POSTED: 10:06 a.m. HST, Jun 24, 2014
LAST UPDATED: 5:17 p.m. HST, Jun 24, 2014
A federal prosecutor in the Naeem Williams death penalty trial says the jury tasked with determining the fate of the former Schofield Barracks soldier should be allowed to continue to deliberate on Williams's sentence for killing his 5-year-old daughter.
The statement Tuesday by prosecutor Steven Mellin was in response to a request from Williams asking the court to declare a mistrial or decide on its own that he should get a life prison term because the jurors are taking too long.
Defense lawyers filed legal papers Monday asking for a mistrial or directed verdict. They said the six full days that the jurors have so far deliberated to decide whether or not Williams lives or dies is too long given the relative lack of complexity of their task and other recent federal death penalty cases.
The jurors are scheduled to resume deliberating Thursday.
Mellin said the jurors haven't even indicated that they are deadlocked and based on their communications to the court, appear to be performing their collective task methodically and diligently.

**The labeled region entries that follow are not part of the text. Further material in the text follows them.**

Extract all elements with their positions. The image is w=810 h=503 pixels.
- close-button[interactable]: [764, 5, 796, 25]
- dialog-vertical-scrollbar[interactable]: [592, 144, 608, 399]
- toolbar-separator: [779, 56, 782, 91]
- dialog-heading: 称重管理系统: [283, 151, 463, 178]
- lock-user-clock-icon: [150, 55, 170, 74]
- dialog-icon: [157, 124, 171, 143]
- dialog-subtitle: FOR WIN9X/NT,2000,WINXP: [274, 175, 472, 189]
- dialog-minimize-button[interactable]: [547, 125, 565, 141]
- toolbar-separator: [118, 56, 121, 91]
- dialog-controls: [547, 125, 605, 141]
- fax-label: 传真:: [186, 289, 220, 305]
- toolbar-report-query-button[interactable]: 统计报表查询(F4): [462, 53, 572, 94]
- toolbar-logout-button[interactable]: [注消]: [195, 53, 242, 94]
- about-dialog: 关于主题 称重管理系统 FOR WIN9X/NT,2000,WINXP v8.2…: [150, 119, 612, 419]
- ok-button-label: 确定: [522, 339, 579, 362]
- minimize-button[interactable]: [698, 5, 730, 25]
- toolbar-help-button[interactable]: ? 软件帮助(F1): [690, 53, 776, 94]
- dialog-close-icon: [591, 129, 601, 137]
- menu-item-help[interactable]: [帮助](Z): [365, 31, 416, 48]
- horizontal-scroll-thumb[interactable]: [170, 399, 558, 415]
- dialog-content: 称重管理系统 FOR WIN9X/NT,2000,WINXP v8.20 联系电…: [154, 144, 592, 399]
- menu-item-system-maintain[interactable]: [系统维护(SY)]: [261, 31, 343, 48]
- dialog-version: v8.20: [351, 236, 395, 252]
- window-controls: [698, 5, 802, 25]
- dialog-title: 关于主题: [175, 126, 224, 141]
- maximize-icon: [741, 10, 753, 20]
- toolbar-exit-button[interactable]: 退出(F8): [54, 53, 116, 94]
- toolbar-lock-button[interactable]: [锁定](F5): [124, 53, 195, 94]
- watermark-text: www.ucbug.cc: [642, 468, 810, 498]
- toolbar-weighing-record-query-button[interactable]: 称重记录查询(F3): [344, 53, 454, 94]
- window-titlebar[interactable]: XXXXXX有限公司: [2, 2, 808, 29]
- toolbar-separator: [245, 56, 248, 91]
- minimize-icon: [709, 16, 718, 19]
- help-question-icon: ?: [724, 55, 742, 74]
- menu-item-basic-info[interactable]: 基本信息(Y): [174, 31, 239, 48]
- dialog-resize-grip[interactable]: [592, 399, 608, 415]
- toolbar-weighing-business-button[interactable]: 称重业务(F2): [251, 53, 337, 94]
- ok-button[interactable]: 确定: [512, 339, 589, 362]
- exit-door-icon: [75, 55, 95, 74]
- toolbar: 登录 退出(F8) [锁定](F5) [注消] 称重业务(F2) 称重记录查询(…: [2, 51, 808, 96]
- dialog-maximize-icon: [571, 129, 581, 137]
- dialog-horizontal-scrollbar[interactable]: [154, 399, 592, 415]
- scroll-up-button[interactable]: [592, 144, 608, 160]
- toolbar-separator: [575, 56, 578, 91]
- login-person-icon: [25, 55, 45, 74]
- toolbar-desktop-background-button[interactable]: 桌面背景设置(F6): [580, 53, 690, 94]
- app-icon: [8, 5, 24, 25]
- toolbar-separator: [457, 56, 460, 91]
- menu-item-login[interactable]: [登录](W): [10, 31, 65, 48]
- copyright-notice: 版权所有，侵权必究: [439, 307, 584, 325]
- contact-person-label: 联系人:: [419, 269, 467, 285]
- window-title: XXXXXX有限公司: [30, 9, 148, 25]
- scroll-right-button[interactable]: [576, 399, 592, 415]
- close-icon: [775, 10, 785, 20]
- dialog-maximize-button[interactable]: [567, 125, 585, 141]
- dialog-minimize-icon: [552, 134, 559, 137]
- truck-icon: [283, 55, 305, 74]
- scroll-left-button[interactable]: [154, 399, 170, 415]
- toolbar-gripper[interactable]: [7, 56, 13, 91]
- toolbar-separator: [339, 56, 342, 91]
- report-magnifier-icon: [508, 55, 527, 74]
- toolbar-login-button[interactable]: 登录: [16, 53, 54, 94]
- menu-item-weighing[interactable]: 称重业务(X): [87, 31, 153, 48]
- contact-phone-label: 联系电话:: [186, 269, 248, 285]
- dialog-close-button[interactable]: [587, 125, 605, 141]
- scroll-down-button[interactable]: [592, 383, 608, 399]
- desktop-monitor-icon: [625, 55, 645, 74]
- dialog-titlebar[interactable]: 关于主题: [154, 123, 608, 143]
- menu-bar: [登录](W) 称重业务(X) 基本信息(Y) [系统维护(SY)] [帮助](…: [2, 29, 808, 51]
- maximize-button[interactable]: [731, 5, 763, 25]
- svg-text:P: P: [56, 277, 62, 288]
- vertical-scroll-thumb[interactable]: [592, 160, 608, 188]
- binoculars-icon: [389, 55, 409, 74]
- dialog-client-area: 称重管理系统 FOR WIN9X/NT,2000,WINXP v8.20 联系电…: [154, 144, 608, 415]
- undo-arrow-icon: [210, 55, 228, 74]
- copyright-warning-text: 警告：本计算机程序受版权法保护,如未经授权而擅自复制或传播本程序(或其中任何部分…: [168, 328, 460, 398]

U.S. District Judge J. Michael Seabright has scheduled a hearing on Williams's request for Wednesday.
The motion filed Monday seeks a mistrial because the federal jury has not been able to reach a decision on Naeem Williams' sentence after "extraordinarily long deliberations in a comparatively simple capital case."
The defense attorneys speculate that the jury is fatigued, saying other death penalty cases have been more complex and jurors reached a verdict after several days, or even hours.
"There is no doubt that the effects of exhaustion and coercion are of paramount importance in the present case," the motion said, adding that jurors sat through 41 days of trial and deliberated both the guilt and penalty phases.
Attorneys fear "exhaustion of the jury" might lead some members "to vote for a verdict which they would otherwise not support."
Their motion also argues that deliberations have twice been interrupted for two lengthy breaks because of scheduling issues, making it possible for jurors to be exposed to outside influences or information about the case.
Defense lawyers say they have uncovered information that at least one juror violated court orders during deliberations. The motion says a juror posted information online. They are asking to provide details to the judge in private to protect juror privacy. The motion doesn't detail the claim but says jurors should be questioned about it.
If a mistrial isn't declared, defense attorneys would like a "directed verdict" of a life sentence or at least to question jurors. They want to ask jurors about possible exposure to the case during breaks, the juror who may have violated orders and whether it's likely they can reach a unanimous verdict if they resume deliberations.
Jurors have "a very weighty decision to make and are obviously taking their duty seriously," said Richard Dieter, executive director of the Death Penalty Information Center in Washington, D.C. "Sometimes a unanimous verdict is impossible to achieve."